= On (Japanese prosody) =

Japanese prosody

On (音; rarely onji) are the phonetic units in Japanese poetry. In the Japanese language, the word means "sound". It includes the phonetic units counted in haiku, tanka, and other such poetic forms. Known as "morae" to English-speaking linguists, the modern Japanese term for the linguistic concept is either haku (拍) or mōra (モーラ).

Ji (字) is Japanese for "symbol" or "character". The concatenation of the two words on and ji into onji (音字) was used by Meiji era grammarians to mean "phonic character" and was translated into English by Nishi Amane in 1870 as "letter". Since then, the term "onji" has become obsolete in Japan, and only survives in foreign-language discussion of Japanese poetry. Gilbert and Yoneoka call the use of the word "onji" "bizarre and mistaken". It was taken up after a 1978 letter to Frogpond: Journal of the Haiku Society of America decrying the then-current use of the word "jion", which itself appears to have arisen in error.

Counting on in Japanese poetry is the same as counting characters when the text is transliterated into hiragana. In cases where a hiragana is represented by a pair of symbols each pair (or "digraph" e.g. "kyo" (きょ)) equates to a single on. When viewed this way, the term "ji" ("character") is used in Japanese.

In English-language discussions of Japanese poetry, the more familiar word "syllable" is sometimes used. Although the use of "syllable" is inaccurate, it sometimes happens that the syllable count and the on count match in Japanese-language haiku. The disjunction between syllables and on becomes clearer when counting sounds in English-language versions of Japanese poetic forms, such as haiku in English. An English syllable may contain one, two or three morae and, because English word sounds are not readily representable in hiragana, a single syllable may require many more ji to be transliterated into hiragana.
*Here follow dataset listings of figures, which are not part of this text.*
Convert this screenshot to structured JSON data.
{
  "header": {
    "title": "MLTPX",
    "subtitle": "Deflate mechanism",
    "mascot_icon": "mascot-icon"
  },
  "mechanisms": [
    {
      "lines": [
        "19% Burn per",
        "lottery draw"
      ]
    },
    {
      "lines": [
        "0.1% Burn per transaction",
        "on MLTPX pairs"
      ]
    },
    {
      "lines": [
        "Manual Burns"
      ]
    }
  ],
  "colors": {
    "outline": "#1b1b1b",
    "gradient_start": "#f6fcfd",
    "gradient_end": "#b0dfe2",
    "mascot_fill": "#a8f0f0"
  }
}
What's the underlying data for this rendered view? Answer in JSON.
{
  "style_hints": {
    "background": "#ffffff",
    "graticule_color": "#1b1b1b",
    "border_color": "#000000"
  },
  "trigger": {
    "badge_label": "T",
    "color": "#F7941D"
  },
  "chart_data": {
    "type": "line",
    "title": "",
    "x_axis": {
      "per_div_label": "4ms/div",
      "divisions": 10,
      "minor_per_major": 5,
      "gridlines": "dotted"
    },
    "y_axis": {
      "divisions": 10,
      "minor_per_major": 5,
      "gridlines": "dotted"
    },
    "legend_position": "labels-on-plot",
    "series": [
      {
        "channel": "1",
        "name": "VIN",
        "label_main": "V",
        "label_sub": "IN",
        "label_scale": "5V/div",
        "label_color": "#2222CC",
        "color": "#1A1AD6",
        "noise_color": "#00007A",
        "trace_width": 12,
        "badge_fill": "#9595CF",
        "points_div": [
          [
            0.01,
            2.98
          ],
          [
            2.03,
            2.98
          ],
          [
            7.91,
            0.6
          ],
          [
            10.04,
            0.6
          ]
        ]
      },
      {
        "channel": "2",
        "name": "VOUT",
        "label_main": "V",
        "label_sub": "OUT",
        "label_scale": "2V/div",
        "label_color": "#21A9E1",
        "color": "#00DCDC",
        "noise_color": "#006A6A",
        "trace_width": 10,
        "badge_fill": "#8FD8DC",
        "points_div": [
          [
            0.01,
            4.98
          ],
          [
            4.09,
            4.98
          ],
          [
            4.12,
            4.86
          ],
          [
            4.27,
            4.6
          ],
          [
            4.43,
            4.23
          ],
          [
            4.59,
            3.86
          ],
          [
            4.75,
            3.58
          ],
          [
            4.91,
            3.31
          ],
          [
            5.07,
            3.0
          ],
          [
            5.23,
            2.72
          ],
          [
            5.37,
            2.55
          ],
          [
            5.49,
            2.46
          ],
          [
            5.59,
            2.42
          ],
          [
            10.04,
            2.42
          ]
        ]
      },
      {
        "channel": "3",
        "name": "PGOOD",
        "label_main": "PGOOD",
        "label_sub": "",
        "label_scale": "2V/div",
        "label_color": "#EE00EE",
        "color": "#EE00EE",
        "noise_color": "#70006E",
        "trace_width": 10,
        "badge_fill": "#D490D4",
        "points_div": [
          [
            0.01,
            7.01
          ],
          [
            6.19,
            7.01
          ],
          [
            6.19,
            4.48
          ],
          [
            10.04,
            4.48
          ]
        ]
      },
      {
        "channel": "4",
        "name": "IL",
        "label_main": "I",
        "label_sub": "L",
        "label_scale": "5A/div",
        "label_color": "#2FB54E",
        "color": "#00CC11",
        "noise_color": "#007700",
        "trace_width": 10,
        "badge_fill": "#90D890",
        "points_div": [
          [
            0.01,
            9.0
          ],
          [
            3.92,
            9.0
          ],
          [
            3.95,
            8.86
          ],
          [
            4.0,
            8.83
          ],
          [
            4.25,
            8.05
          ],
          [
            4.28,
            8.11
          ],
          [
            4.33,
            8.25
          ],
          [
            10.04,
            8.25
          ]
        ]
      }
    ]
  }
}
There is disagreement among linguists as to the definitions of "syllable" and "mora". In contrast, ji (and hence on) is unambiguously defined by reference to hiragana.

==Examples==
To illustrate the distinction between on and syllables, the first four of the following words each contain the same number of on, but different numbers of syllables, and the fifth shows a variant of the fourth with one less on but the same number of syllables:

| rōmaji | on | hiragana | kanji | syllables | Comparison |
|---|---|---|---|---|---|
| Nagasaki | na-ga-sa-ki | な.が.さ.き | 長崎 | na-ga-sa-ki | 4 on; 4 syllables. |
| Ōsaka | o-o-sa-ka | お.お.さ.か | 大阪 | ō-sa-ka | 4 on; 3 syllables. |
| Tōkyō | to-u-kyo-u | と.う.きょ.う | 東京 | tō-kyō | 4 on; 2 syllables. |
| Nippon | ni-p-po-n | に.っ.ぽ.ん | 日本 | nip-pon | 4 on; 2 syllables. |
| Nihon | ni-ho-n | に.ほ.ん | 日本 | ni-hon | 3 on; 2 syllables |

The examples show the various ways in which hiragana differ from syllables. In Nagasaki each hiragana character represents a single on, and hence the four hiragana are also four syllables. In Ōsaka, the initial O is a long (doubled) vowel (denoted with a macron over the vowel in rōmaji), and hence counts as two on. Tōkyō includes two long vowels, which contribute two on each in Japanese but only one syllable each, which does not distinguish long vowels from short. In Nippon the doubled "P" each is pronounced separately; the final "N" is also a separate hiragana, so the two English syllables translate to four on.